I have the sequence $$x_n = \frac{2x_{n-1}^3+7}{3x_{n-1}^2}$$
I know the limit of this sequence is $\sqrt[3]{7}$, and I chose the starting values $x_{0} = 2$, $x_{1} = 1.91666\ldots$
I tried proving by using induction first but failed. How do I prove this sequence does really converge and also its limit is $\sqrt[3]{7}$?
On
Since you know the limit is $\sqrt[3]{7}$, you could introduce a new variable $\epsilon_n = x_n^3 - 7$ and look at the recurrence relation of $\epsilon_n$ instead. We have
$$\epsilon_{n+1} = x_{n+1}^3 - 7 = \frac{(2 x_n^3 + 7)^3}{27 x_n^6} - 7 = \frac{(21 + 2\epsilon_n)^3}{27(7+\epsilon_n)^2} - 7 = \frac{(63+8\epsilon_n)\epsilon_n^2}{27(7+\epsilon_n)^2} $$
Let $\displaystyle\;f(t) = \frac{(63+8t)t^2}{27(7+t)^2}$. Notice for $t \in [-1,1]$,
$$|f(t)| \le \frac{63+8}{27(7-1)^2} |t|^2 \le \frac{71}{972}|t| \quad\implies\quad f(t) \in [-1,1]$$
$f(t)$ is a contraction mapping on $[-1,1]$. Furthermore,
$$\begin{array}{rcl} \epsilon_0 = 1 & \implies & |\epsilon_1| = |f(\epsilon_0)| \le \frac{71}{972}\\ & \implies & |\epsilon_2| = |f(\epsilon_1)| \le \left(\frac{71}{972}\right)^2\\ & \vdots & \\ &\implies & |\epsilon_n| = |f(\epsilon_{n-1})| \le \left(\frac{71}{972}\right)^n\\ & \vdots \end{array} $$ This implies $\lim\limits_{n\to\infty} \epsilon_n = 0$ and hence $\lim\limits_{n\to\infty} x_n = \lim\limits_{n\to\infty}\sqrt[3]{7+\epsilon_n} = \sqrt[3]{7}$.

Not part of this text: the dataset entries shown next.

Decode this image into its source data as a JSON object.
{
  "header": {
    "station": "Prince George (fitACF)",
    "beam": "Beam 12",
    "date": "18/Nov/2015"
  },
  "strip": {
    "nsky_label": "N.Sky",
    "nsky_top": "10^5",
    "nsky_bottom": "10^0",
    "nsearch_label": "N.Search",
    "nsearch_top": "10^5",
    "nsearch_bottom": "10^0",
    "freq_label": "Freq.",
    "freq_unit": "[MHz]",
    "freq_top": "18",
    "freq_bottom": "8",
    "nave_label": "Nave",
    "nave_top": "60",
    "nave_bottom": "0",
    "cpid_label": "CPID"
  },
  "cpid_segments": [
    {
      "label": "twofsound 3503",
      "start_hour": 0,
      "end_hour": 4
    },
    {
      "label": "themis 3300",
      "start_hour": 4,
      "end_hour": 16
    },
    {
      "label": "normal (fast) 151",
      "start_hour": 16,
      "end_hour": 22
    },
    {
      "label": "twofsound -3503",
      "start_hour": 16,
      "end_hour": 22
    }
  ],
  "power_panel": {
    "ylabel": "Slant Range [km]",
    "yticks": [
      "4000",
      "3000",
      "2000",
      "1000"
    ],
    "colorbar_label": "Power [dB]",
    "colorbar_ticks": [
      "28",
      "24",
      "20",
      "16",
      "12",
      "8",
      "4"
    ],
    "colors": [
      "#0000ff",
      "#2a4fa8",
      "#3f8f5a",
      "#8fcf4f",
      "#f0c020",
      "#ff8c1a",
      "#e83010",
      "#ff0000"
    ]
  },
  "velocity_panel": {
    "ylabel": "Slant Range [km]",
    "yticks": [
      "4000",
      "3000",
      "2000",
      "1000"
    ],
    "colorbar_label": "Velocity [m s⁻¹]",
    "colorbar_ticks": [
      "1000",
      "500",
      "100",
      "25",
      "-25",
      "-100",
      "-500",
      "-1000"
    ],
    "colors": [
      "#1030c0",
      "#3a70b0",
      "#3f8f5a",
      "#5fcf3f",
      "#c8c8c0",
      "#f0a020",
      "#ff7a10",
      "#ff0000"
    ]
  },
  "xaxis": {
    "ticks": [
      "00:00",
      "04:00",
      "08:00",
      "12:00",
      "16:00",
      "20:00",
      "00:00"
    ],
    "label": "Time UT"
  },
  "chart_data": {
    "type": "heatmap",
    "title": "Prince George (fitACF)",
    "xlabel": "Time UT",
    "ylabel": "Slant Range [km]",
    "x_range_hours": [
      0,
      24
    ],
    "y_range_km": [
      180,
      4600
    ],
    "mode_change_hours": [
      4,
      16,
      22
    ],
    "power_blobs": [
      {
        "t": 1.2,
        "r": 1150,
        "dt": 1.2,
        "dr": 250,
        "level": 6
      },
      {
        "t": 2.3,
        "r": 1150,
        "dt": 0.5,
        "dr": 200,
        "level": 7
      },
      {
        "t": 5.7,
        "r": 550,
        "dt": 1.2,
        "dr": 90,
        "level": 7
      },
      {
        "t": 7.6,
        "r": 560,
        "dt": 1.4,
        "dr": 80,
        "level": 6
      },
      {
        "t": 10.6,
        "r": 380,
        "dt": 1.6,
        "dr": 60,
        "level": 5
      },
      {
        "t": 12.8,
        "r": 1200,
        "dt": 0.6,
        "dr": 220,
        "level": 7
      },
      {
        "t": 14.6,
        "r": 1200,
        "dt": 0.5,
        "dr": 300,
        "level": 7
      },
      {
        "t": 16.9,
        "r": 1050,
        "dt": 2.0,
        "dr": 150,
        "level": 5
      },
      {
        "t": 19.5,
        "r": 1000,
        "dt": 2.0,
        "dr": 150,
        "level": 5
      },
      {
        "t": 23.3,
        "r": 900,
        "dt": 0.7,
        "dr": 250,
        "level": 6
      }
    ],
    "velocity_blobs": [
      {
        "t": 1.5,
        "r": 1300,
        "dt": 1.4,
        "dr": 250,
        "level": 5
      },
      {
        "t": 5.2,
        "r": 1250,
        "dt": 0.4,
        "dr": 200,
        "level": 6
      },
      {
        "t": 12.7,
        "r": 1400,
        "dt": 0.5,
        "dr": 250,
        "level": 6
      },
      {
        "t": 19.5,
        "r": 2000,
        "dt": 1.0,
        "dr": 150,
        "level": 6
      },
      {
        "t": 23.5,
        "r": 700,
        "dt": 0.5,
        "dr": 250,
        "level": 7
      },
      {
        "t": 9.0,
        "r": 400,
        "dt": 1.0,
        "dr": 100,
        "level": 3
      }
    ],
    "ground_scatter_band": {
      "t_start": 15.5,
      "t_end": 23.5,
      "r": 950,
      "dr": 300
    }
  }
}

Hint. Consider the map $$T(x)=\frac{2x^3+7}{3x^2}=\frac{2}{3}x+\frac{7}{3x^2}$$ and the interval $I=[\sqrt[3]{7},2]$. Show that:
i) $T(\bar x)=\bar x$ with $\bar x:=\sqrt[3]{7}$.
ii) Let $T'(x)=\frac{2}{3}\left(1-\frac{7}{x^3}\right)$. Then $0<T'(x)\leq 2/3<1$ for all $x\in I$.
iii) $T(I)\subset I$ ($T$ is increasing by ii), $T(\bar x)=\bar x$ and $T(2)<2$).
Then $T$ is a contraction mapping in $I$.
Hence, by the Banach fixed-point theorem the sequence defined recursively by $x_{n+1}=T(x_n)$ with $x_0\in I$ converges to the unique fixed point $\bar x$.